Die Entwicklung der Tierwelt, vor allem jedoch der Landpflanzen, ging rasant weiter, und im Karbon bedeckten üppige Wälder aus Bärlapp-, Schachtelhalm- und Farngewächsen sowie Farnsamern die Kontinente. In den Wäldern lebten meterlange, schwer gepanzerte Urahnen aller Reptilien und viele der größten bekannten Gliederfüßer, wie Spinnentiere und erste geflügelte Insekten, deren Größen in späteren Zeiten nie wieder erreicht wurde. Reste dieser Wälder sind auf allen Kontinenten bis heute erhalten und zwar als Kohlenflöze, wie wir sie aus dem Ruhrgebiet kennen, wo sie als Steinkohle abgebaut werden. Während des Perms setzte ein allmählicher Klimawechsel ein. Das vorherrschende feuchttropische Klima des Karbons ging in ein zunehmend heiß – trockeneres über. Das führte nicht nur zur Entwicklung unterschiedlicher Nadelbäume und Reptilien, sondern auch zu deren weltweiter Verbreitung, aber auch zum Untergang der riesigen Schachtelhalm- und Baumfarn-Wälder.

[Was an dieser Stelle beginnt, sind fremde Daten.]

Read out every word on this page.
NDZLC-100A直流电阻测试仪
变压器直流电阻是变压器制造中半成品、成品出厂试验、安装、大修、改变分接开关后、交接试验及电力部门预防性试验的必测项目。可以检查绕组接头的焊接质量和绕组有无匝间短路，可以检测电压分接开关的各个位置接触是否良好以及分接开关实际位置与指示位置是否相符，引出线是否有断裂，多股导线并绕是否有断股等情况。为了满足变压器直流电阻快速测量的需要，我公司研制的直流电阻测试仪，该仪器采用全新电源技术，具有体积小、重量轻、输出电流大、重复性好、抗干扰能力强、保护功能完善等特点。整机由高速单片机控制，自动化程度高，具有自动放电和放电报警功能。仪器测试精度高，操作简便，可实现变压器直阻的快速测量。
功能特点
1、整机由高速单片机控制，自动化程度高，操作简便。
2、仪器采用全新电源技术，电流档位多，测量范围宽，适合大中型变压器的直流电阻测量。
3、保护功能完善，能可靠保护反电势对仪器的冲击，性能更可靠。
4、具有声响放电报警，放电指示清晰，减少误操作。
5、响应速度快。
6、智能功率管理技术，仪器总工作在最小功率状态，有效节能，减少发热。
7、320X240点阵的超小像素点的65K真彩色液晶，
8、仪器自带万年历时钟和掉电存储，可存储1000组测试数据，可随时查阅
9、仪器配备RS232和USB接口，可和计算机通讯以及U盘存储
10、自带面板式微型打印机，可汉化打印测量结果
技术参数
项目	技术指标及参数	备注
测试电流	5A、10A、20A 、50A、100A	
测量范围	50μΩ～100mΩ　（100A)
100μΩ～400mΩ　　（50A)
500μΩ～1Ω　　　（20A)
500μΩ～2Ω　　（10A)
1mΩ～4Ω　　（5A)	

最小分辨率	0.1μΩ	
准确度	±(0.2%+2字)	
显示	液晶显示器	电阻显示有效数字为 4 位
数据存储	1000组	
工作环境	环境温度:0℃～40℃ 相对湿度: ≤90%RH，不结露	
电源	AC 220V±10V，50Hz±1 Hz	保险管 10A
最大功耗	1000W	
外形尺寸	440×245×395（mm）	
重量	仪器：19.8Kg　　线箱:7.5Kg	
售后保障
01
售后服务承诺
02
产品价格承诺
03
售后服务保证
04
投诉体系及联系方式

Im oberen Perm entwickelten sich auf der nördlichen Halbkugel, vor allem in den Randgebieten der Kontinente, Eindampfungsbecken, in denen sich Kalksteine, Gips und riesige Salzformationen ablagerten, darunter auch die Salzlagerstätten Mitteleuropas, die sich aus dem Elsass (Frankreich) über Nord- und Mitteldeutschland bis Polen und die Ukraine erstrecken.

Erdmittelalter (mit den Erdzeitaltern TriasJura und Kreide, vor etwa 250 bis 67 Millionen Jahren)

Den permischen Klimawechsel überlebten nur wenige Arten der paläozoischen Pflanzen- und Tierwelt. Viele verloren an Bedeutung und einige passten sich den neuen Bedingungen an, entwickelten neue Lebensweisen und Formen, die zur Basis der mesozoischen Lebenswelt wurden.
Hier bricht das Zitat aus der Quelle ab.